Calm under fire: Piastri backs his own “evidence” as title squeeze tightens
Oscar Piastri isn’t reaching for the panic button. Not yet. The McLaren driver has taken a few on the chin since the European leg wrapped, and the once-quietly dominant leader has suddenly found company. Lando Norris is alive to the scent, and Max Verstappen, well, he’s Verstappen — when the door opens, he tends to walk through it.
Over the last four races, Piastri has banked just 19 points while Norris has pulled 46 and Verstappen a hefty 83. That’s momentum with a capital M. But Piastri’s not in the mood for doomscrolling through the points table. He’s leaning on history — his own — as a reminder that the ground under a title fight can shift overnight.
“I’ve been in fights that were as close, or at this point, even closer than what they are now,” he said in Austin, sounding calm rather than combative. “So I’ve got the evidence for myself that things can still turn out well, and I still fully believe that I can win the championship.”
If you’ve followed Piastri’s climb, you know those receipts. In 2019 he outlasted Victor Martins to take the Formula Renault Eurocup by 7.5 points. In 2020, he edged Théo Pourchaire to the FIA F3 title by three. He’s been in the pocket of tense finales before; he wears pressure like a well-fitted glove.
None of that glosses over the obvious: he hasn’t been at ease with the car lately, and he knows it. The Australian was blunt about where the current bleed is coming from.
“I think in race trim, we’ve still looked pretty good, but in qualifying trim, it’s been a little bit tougher for us the last few weekends,” he said. “This weekend, for whatever reason, I’ve just not gelled with the car at all.”
That’s the red flag for McLaren. When the margins are this thin, Saturdays write your Sundays. Piastri’s floor is high — he’s still extracting respectable race pace — but if Verstappen is starting ahead and Norris is stringing together clean laps on Saturdays, you spend Sundays on defense.
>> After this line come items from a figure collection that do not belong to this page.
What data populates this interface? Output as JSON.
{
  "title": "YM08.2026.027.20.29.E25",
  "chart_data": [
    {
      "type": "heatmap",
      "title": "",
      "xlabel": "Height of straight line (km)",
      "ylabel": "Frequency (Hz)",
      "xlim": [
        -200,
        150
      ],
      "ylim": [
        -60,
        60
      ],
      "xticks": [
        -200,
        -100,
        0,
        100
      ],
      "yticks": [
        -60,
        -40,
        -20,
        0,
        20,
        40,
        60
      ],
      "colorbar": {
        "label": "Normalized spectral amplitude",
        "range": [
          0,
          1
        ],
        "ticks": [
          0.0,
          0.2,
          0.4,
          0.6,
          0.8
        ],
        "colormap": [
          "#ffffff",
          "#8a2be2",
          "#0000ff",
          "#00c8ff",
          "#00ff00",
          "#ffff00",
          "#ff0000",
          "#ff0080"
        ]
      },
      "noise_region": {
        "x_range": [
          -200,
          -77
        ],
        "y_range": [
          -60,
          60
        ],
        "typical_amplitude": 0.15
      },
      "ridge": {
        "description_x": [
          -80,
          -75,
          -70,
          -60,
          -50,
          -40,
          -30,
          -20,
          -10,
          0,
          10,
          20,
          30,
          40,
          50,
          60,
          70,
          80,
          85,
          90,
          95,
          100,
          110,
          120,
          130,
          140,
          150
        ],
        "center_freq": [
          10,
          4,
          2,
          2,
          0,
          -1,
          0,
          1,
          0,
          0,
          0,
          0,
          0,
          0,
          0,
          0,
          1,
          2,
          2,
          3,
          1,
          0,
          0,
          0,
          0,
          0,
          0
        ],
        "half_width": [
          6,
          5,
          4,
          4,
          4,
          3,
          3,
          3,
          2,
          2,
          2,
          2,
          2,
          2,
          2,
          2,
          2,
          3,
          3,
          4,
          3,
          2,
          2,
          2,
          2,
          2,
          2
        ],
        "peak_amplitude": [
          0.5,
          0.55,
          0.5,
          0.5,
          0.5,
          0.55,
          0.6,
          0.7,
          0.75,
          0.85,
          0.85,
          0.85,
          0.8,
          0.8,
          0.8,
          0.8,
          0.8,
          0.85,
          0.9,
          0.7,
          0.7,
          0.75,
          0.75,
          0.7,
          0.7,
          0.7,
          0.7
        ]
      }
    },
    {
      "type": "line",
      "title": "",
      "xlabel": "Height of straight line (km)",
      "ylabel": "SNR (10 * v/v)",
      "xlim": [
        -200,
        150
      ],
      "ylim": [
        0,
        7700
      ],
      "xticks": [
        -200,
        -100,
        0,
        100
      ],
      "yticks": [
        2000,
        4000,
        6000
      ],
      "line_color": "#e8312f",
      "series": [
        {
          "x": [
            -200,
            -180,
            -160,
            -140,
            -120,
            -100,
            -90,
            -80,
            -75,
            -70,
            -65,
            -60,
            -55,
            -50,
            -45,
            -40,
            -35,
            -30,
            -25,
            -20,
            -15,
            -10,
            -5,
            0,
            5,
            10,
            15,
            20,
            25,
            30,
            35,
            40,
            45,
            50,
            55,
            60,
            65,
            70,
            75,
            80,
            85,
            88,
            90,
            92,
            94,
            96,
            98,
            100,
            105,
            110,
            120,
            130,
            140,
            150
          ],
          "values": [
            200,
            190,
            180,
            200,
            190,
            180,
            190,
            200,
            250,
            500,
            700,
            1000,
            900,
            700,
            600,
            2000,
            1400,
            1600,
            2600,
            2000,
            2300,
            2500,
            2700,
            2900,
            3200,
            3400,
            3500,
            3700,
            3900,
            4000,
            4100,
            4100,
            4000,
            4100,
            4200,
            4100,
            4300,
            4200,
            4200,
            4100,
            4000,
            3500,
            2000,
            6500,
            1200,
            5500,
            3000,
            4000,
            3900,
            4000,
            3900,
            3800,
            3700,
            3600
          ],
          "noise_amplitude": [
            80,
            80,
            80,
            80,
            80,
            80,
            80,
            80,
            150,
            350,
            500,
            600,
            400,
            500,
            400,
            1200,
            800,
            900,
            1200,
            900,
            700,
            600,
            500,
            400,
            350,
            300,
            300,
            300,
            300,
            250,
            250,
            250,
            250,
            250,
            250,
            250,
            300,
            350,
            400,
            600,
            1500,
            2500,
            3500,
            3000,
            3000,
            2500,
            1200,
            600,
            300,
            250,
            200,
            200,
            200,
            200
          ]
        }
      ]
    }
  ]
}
That’s no way to police a championship lead, however plucky your race craft.
What’s interesting is the language Piastri keeps coming back to. He’s not talking about “protecting” a cushion or “managing” a gap. He’s talking about speed. “Performance is what’s going to win you a championship,” he said. “The faster you go, the more points you’re going to score.”
It sounds simple because it is. Strip away the permutations and the late-season nerves: if McLaren gets him a connected front end and a car he trusts on the edge over one lap, the leaderboard takes care of itself. If it doesn’t, the other two will make him pay for every compromised out-lap and every scruffy sector.
Inside the McLaren garage, Tom Stallard’s calm hand on the radio will help. This is where the driver-engineer relationship matters — keep the debriefs blunt and the setup swings measured. McLaren’s operational sharpness has been one of its 2025 calling cards, with both cars consistently in the fight; the “ace card,” if there is one, is that two-car pressure they can place on Verstappen when the orange cars qualify up front together.
The nuance here is that Piastri’s dip hasn’t looked like a confidence crisis. It’s looked like a feel problem. That’s fixable. The danger is that Verstappen’s recent haul isn’t just numbers; it’s swagger. Once he smells a title run, he tends to grind out the ones and twos even on scrappy days. Norris, meanwhile, is driving with a looseness that comes only when you trust the rear to be there when you need it.
Piastri’s task is uncomplicated and brutally hard: find the Saturday snap he had earlier in the year. Don’t overthink the scoreboard, don’t feed the narrative, just get the lap in. Do that, and the bigger story reverts to him.
He knows it. “The only thing you can do is analyze it and see what we can do better,” he said. That’s not a soundbite, that’s his process. And it’s been a pretty good compass so far.
So, will Oscar Piastri win the 2025 world title? Ask again after he strings together a few clean qualifying sessions. Because if he does, this wobble becomes a footnote. If he doesn’t, the sharks alongside him aren’t the forgiving type.